もっとも、著作者人格権の放棄条項を明文をもって立法することに関しては、連邦議会内部でも相当に議論があったようです。事実、VARAの制定当時、アメリカ著作権局は、連邦議会の要請に応じて、「(人格権の)放棄条項の影響」(the impact of the waiver provisions)に関する調査研究を行っています**。

 

**この調査研究に関するレポートの詳細については、”Waiver of Moral Rights in Visual Artworks report (October 1996)-Executive Summary-“を参照。

**1996年に提出されたこのレポートの結論部分は、概ね、次のとおりです:

『(調査研究のために検討した)これらの情報源からは、次のことが確認できる:著作者人格権に関する連邦レベルでの立法はわが国では揺籃期にあること、芸術家、及びときにユーザーサイドにしても、ベルヌ条約によって確立されている国際的な著作者人格権についての認識がまだまだ足りないことから、VARAの人格権放棄条項の影響に関して正確な予測をすることは、現時点においては困難である。』

(原文) These sources confirmed that because federal moral rights legislation is in its infancy in this country, and because artists, and often users, are frequently unaware of the international moral rights standard established by the Berne Convention, accurate predictions on the impact of VARA's waiver provisions are difficult to make at this time.

 

ベルヌ条約上、著作者人格権を保護するための法的救済の手段については、保護が要求される同盟国の法令の定めるところによるとされています(6bis(3))。

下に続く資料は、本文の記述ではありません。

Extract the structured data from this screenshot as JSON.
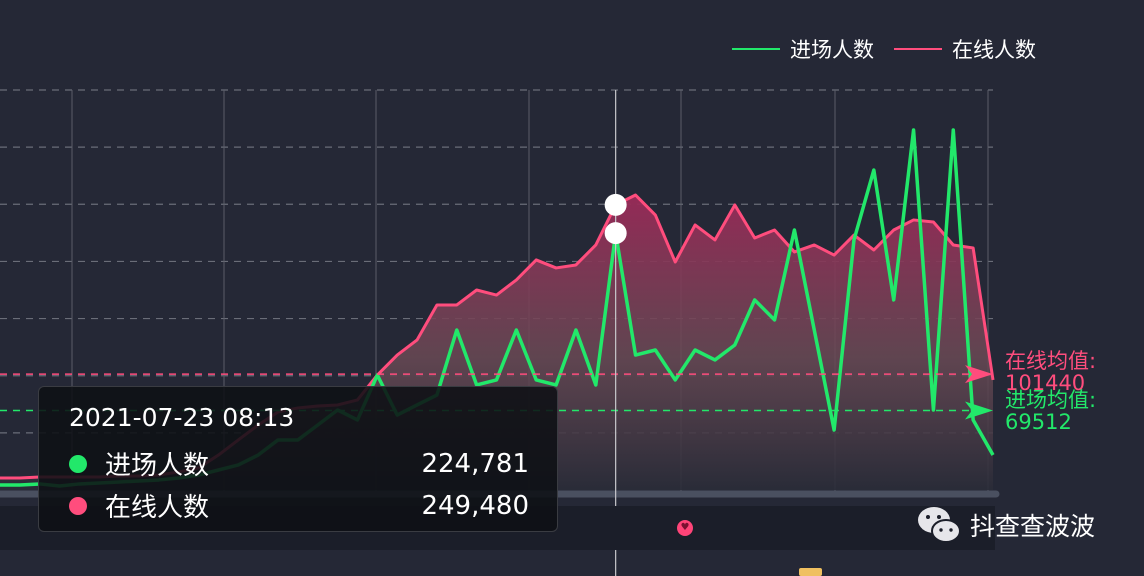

アメリカ連邦議会の解釈は、ベルヌ条約のメンバー国は、条約が定める最低限の保護水準を満たすよう要請されるが、ベルヌ条約においては、「人格権の放棄」については一切言及してない、つまり、人格権の放棄は、承認されているものでもなければ、禁止されているものでもない、したがって、個々のメンバー国は、独自のやり方でベルヌ条約を執行できるものと解される、というものでした。

この点について付言すると、一般的には、例えば、フランスのように、civil law(大陸法)の伝統を持つ国では、著作者及び著作物に対する幅広い保護が規定されているのに対し、イギリスのような、common law(慣習法)の伝統を持つ国では、人格権による保護に関しては、著作権法よりはむしろ契約法(contract law)により依存しているとも言われています。

 

著作者人格権の放棄に関する条項を挿入するに当たって、連邦議会は、視覚芸術家の代表や視覚芸術著作物の商業的利用者その他の利害関係人からのヒヤリングを行い、視覚芸術家の人格権は、「絶対的な」(absolute)ものとするべきではなく、「商業的な現実」(commercial realities)によって当該人格権の絶対性は適度に抑えられるべきであると結論づけました。もっとも、実際の立法に当たっては、市場における「対等ではない交渉力」(unequal bargaining power)によって不当に圧力をかけられて著作者が人格権を手放したり、剥奪されたりするような事態がないよう手当てされました。

このようにして、連邦議会は、著作者人格権の放棄を許容する規定を設ける一方で、放棄の適法要件として、以下に解説するように、当該著作者によって署名された文書による証書をもって、しかも、その証書の中で、当該放棄が適用される著作物及びその利用態様を具体的に特定するというかなり厳格な要件を立てました。